The Treasury has said the boards for the five missions – economic growth, clean energy, crime, childcare and education reform and the NHS – will be involved in agreeing departments’ submissions to next year's multi-year spending review, and that it expects the role of mission boards to strengthen over time, the NAO report stated.

Another of the NAO’s lessons is that it is “essential to monitor costs, performance, and risk levels” and to build in “rigorous in-flight and post-hoc evaluation”. It said the government is currently not consistently monitoring progress against objectives, risks and value for money of its projects, programmes and overall spending.

“Despite clear guidance, rigorous evaluation is the exception rather than the norm,” the report says, noting that the government has yet to meet its commitment to make its evaluation registry open to the public. The report calls on the government to recommit to transparency around evaluation by ensuring that all completed government evaluations are publicly accessible and searchable by April 2025.
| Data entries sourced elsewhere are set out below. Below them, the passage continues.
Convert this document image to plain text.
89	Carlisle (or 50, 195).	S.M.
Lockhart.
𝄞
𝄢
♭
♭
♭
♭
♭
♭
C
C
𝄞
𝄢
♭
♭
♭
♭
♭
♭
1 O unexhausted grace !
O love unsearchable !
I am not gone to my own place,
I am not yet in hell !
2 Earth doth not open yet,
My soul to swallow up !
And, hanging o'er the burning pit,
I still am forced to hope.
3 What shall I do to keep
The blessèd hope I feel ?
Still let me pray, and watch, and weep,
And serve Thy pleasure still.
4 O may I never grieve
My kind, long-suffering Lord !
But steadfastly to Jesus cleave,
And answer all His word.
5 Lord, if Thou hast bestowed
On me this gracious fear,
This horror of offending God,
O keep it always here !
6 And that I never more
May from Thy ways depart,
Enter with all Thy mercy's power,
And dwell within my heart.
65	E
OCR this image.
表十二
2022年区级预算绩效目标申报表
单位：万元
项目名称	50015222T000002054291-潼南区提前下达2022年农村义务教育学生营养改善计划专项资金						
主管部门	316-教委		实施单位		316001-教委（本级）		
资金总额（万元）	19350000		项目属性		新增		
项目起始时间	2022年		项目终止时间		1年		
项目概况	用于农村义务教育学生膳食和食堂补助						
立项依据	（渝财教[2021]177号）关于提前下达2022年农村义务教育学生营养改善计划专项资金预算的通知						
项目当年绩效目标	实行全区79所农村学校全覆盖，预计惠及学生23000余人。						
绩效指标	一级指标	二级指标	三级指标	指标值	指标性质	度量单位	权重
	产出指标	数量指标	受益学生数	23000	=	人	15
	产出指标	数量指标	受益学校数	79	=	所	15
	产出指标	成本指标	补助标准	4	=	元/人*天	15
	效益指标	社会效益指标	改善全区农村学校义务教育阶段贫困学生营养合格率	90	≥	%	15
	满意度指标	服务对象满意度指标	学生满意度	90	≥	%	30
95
The NAO has also called on the government to publish a summary of its spending choices after each spending review. The published data should be “granular enough to show the effect on allocations by department, priority outcome and strategic programme”, it said.
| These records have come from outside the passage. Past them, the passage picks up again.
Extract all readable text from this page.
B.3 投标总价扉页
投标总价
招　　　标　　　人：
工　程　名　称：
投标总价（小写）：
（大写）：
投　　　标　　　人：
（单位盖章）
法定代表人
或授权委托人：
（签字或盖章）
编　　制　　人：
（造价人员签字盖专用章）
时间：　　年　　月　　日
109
The Treasury and the Cabinet Office should meanwhile come up with an action plan to address the eight lessons raised in the report, the NAO said.
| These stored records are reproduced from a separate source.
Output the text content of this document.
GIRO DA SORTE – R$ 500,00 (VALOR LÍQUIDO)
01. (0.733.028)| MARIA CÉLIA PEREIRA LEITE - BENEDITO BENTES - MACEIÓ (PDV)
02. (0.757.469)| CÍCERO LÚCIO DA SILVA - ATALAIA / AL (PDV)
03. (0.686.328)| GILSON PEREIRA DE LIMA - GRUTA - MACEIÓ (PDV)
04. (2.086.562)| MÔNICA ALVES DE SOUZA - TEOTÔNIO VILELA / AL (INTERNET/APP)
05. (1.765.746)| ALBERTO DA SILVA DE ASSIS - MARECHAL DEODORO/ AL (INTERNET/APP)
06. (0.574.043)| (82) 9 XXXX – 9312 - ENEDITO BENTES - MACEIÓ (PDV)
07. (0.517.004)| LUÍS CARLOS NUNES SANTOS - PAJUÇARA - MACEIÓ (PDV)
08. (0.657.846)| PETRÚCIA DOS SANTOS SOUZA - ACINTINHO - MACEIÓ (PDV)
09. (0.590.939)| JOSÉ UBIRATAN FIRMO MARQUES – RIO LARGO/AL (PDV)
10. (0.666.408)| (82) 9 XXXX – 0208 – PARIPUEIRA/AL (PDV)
Other lessons stress the importance of basing spending decisions on good-quality evidence; having clear priorities on which to base spending choices at both whole-of-government and departmental level; and being transparent about objectives, plans, spending choices, risk appetite and assessments, and performance and outcomes delivered.

The Treasury-Cabinet Office action plan to address the eight lessons should be supported by an “evidence-based understanding of what will affect lasting change”, the NAO said. It should also have evaluation of progress built in, and have “suitable senior ministerial and administrative leadership”.

The NAO said it had worked closely with the two departments as they start to develop plans for SR2025. 

“We will return to this topic at a suitable time and will be looking for evidence of progress in our value-for-money work across government,” it added.

'Cultural shift' needed 

The NAO said that when it last reported on the government’s planning and spending framework in 2018, it had seen “positive developments” in the Treasury’s approach to value for money – including the Barber Public Value Review, which formed the basis of of a new public value framework – and that the Cabinet Office had been “working to improve the maturity of business planning across departments”.

“But we did not see an enduring system of integrated, realistic short, medium and long-term planning that any incoming government could rely on to deliver value for money,” it said. Achieving this “might require different skills and a significant change in mindset, both at the centre of government and in departments”, it added.

The period since the NAO’s 2018 report has been “characterised by rapid change in both the government itself and the fiscal and risk environment, and a highly short-term reactive approach”, the watchdog said.

It added that despite there being evidence of “hard work” in the Treasury and Cabinet Office to embed its recommended improvements to the planning and spending framework, “there has not been the cultural shift towards a focus on long-term value for money that is needed”.

“Changing the incentives and behaviours embedded across central government will take leadership, functional expertise and collegiate behaviour at all levels, official and political, over a whole parliament and beyond,” it said.

“Parliamentary support and challenge around planning and spending is also an essential part of the necessary change.”

Commenting on the report, NAO head Gareth Davies said: “Limited resources, amid growing challenges and ambitious missions, means real change is needed if the next spending review is to set up the government for future success.

“The government can use the planning and spending framework to help make a cultural shift towards a focus on long-term value for money.

“Our report makes practical recommendations to support this change.”